A vida é em casa pelas quatro da manhã quando não conseguimos adormecer e só o suor frio nos embala. A vida é na perda de parcelas pessoais, na árdua tarefa de viver e reviver e reavivar, todos os dias para o resto da vida. A vida é no acto de arrumar a cozinha após o almoço, após todos os almoços, consecutivamente, dia-a-dia. – A vida é aí e ninguém nos conta ou nos prepara para declarações simples e pesadas como estas. Ninguém nos prepara para a realidade de rasgar e ter que analisar a própria ferida.

Só por isso deve ser nosso todo e qualquer direito de fechar a face e aceitar as lágrimas como a fénix aceita arder. De tornar esse rasgar sofrido o nosso rasgar sofrido, de o acalentar e de conversar com ele. Ter tempo para ser e para deixar de ser. – E a verdade é aí, no saber que as opções são essas e não uma única.

Há que rasgar. Rasgar com todas as nossas forças ou de mansinho, rasgar porque já não nos serve ou porque está demasiado grande, rasgar porque dói a mim ou porque dói ao outro. O tempo que nos avaliamos é tempo de rasgar e rasgar magoa. Não estamos preparados para mudar o nosso conhecimento de nós mesmos tão repentinamente principalmente porque vivemos ludibriados na noção de que terreno confortável é terreno seguro. Enganamo-nos. Lembro-me de já faz muito tempo uma pessoa prezada me dizer que o terreno da dúvida é o mais seguro: é aquele em que nos encontramos mais alerta.

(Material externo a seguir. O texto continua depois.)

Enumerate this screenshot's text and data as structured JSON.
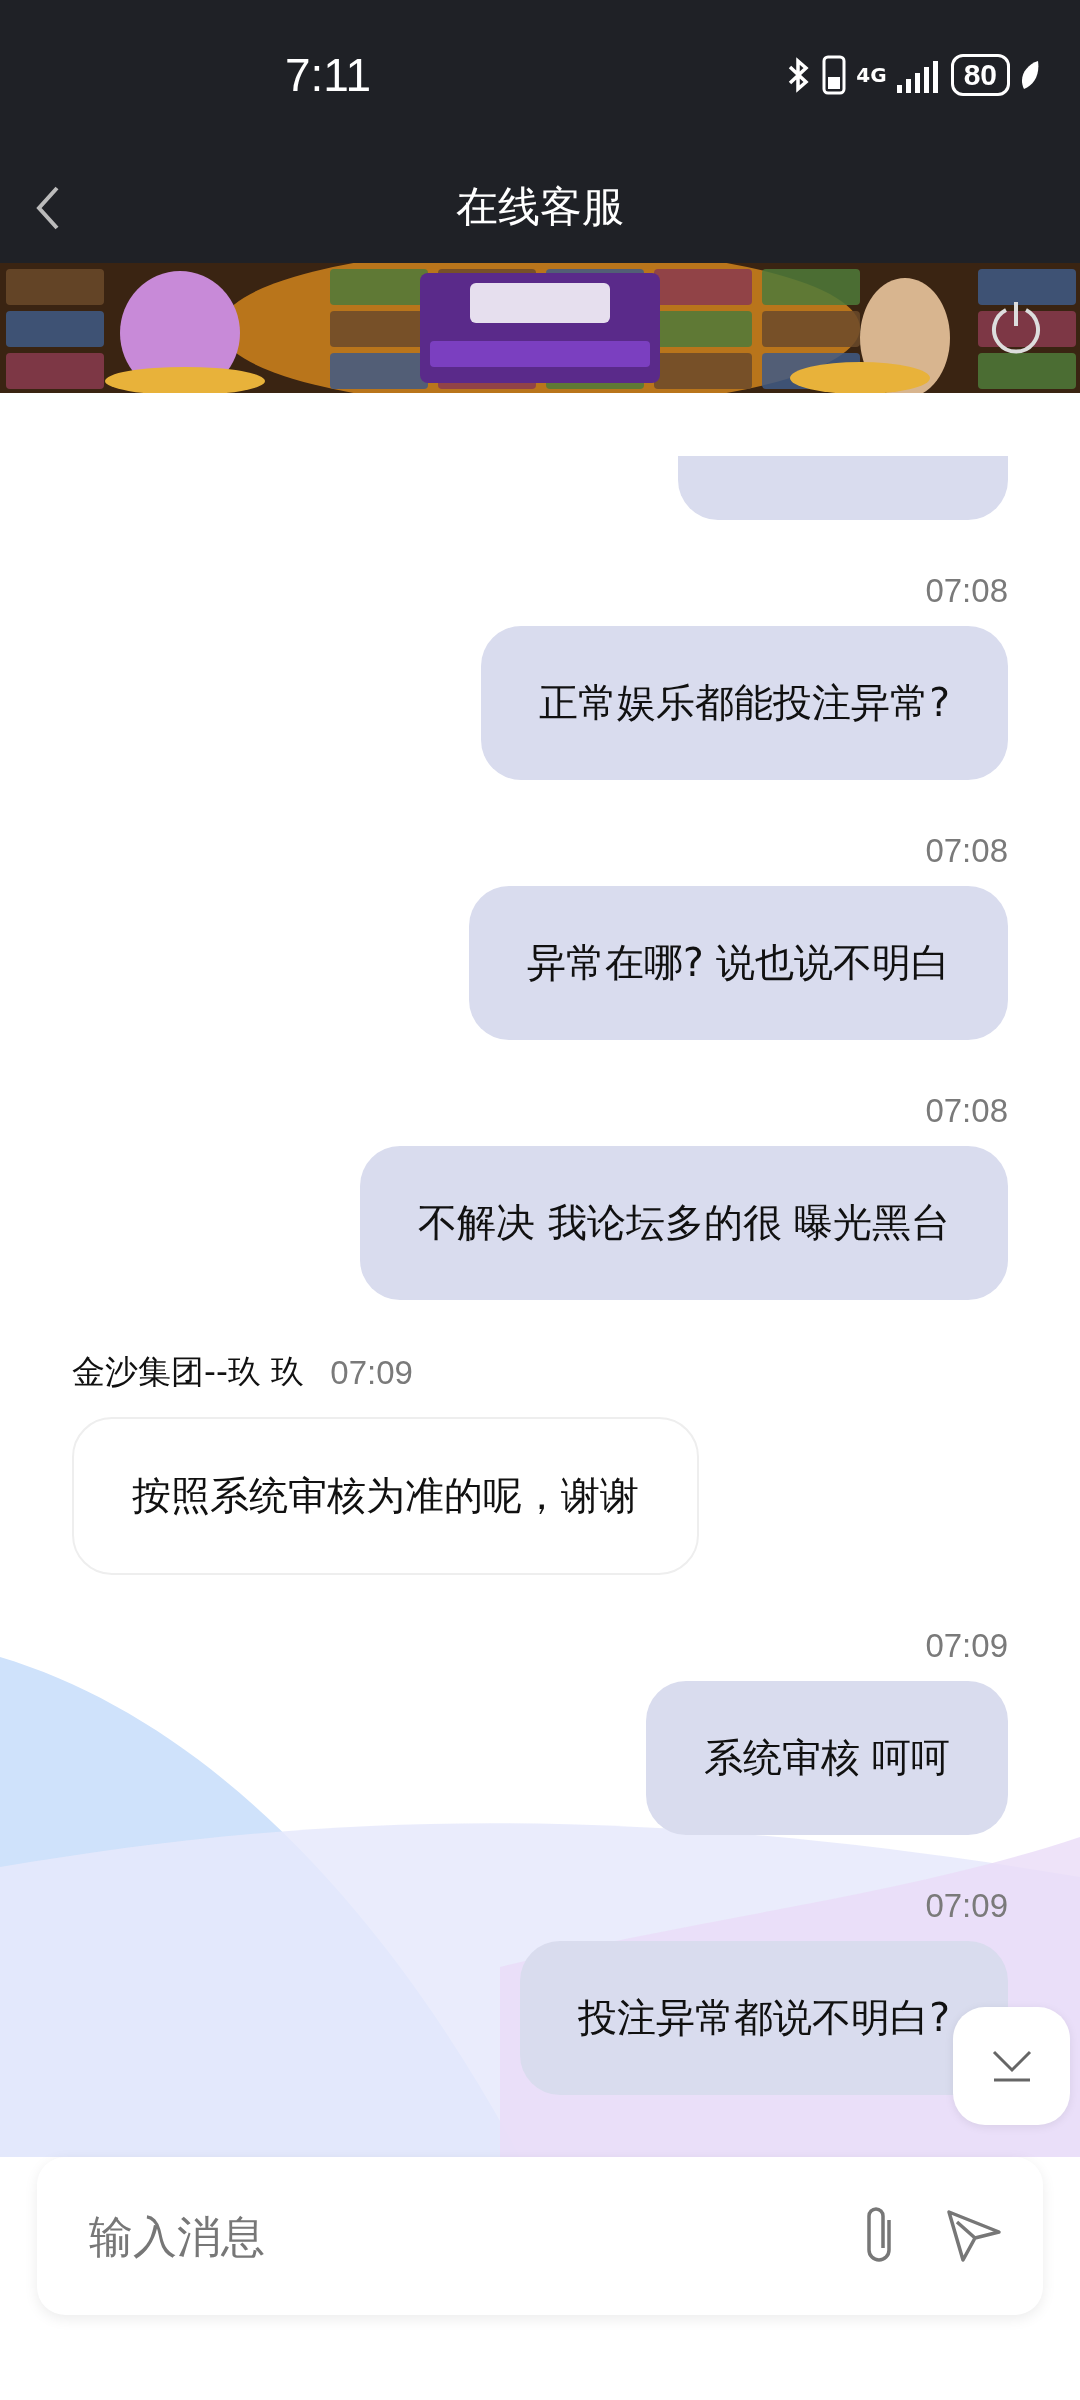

Estar alerta é também descobrir e por mais que descobrir nos inquiete é uma condição natural do ser humano.

É engraçado que na luta para nos mantermos a única solução é metamorfosearmo-nos para que nos consigamos manter e rasgarmo-nos para que nos consigamos metamorfosear.

Os meus pais nunca me contaram que a vida não se restringe aos contos de fada, que existem mais de mil direcções para onde me posso virar e onde me posso revirar mas, ao rasgar-me, eu descobri isso por mim mesma.

Hoje sigo com coragem, por vezes de cara fechada hibernando na minha tristeza e rebuscando na minha força, e a coragem é o meu passo de mágica.